The cadence is comfortable, but also slightly unfamiliar. Reading it is like listening to the ocean, humming a lullaby, or listening to crickets and tree frogs in spring - but not quite. I cannot read the Mahabharata in its original language, but I like to think that Buck did something very right in the way he chose to translate it. I could reread the whole book, or the 30 page story within the book, or the 11 page story within the 30 page story, or the 2 page story within the 11 page story. I loved the stories within stories within stories. I did not stop at whatever arbitrary page had been chosen on the syllabus, but continued on until I had devoured it in full.įor a long time after that, I carried it with me to revisit. Buck's words washed over me, through me, surrounded me, engulfed me. For the first time in a long time I was transported somewhere else. (There is always a liquor store across from the church, isn't there?) Nor could I feel the weight of all the things I needed to do but hadn't yet done pressing down on me. I could no longer hear the soft snoring of my son, the whisk of cars along the highway outside the window, or the steady crunch of gravel as people pulled in and out of the liquor store across the street. As I began reading, though, something magical happened. So, late one night as my son lie sleeping on a mattress in one corner of the room, I curled up with a lamp and Mahabharata in another - ready to get my assigned reading done for the week. It was assigned reading for our Honors Humanities Project - basically a four semester course that combined World Literature, World History, Composition, Religions (and a bunch of other things I am sure I have now forgotten). Needless to say, I had little enough time for school work, and even less for reading for pleasure. I was trying to juggle a 21 hour semester at school while simultaneously only having my toddler in daycare for half days.

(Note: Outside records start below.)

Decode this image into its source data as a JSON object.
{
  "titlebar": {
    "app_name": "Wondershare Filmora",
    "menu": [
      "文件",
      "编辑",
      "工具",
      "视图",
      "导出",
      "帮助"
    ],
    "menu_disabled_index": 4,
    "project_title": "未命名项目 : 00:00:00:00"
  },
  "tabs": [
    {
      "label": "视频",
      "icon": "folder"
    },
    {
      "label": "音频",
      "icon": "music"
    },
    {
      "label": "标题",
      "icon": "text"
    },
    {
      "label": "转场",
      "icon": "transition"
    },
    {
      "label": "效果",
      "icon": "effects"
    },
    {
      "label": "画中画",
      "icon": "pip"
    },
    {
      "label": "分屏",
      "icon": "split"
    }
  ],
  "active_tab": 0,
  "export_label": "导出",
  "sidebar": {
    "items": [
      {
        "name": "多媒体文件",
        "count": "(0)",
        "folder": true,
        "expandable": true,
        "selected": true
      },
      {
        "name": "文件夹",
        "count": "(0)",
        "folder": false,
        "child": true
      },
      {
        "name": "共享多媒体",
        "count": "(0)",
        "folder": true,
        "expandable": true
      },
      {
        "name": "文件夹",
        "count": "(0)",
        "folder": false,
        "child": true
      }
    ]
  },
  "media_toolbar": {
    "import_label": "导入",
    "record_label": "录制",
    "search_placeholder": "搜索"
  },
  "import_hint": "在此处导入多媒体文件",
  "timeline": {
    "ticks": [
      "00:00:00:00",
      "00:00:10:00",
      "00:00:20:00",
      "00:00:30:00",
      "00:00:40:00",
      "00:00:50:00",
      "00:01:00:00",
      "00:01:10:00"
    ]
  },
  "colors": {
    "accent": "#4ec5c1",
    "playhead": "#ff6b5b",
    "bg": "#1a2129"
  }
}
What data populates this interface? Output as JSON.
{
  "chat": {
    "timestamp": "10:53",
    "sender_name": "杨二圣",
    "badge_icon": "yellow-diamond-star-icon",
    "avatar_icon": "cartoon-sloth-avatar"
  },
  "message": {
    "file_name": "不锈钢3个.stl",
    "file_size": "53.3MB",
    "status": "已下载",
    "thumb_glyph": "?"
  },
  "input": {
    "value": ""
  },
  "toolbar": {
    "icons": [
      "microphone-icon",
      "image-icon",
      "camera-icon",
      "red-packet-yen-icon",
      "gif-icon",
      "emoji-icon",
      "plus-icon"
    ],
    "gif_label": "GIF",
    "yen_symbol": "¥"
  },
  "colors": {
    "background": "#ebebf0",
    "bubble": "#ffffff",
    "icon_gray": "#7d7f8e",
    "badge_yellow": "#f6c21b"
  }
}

#The mahabharata tv series full
My husband was working nights while going to school full time. We lived in a large room that was a sort of add-on to the side of my parent's church and doubled as the nursery on Sundays. It was my first semester back to school after taking time off to have my son. Needless to say, I had I still vividly remember the very first time I read Buck's translation of the Mahabharata.
I still vividly remember the very first time I read Buck's translation of the Mahabharata.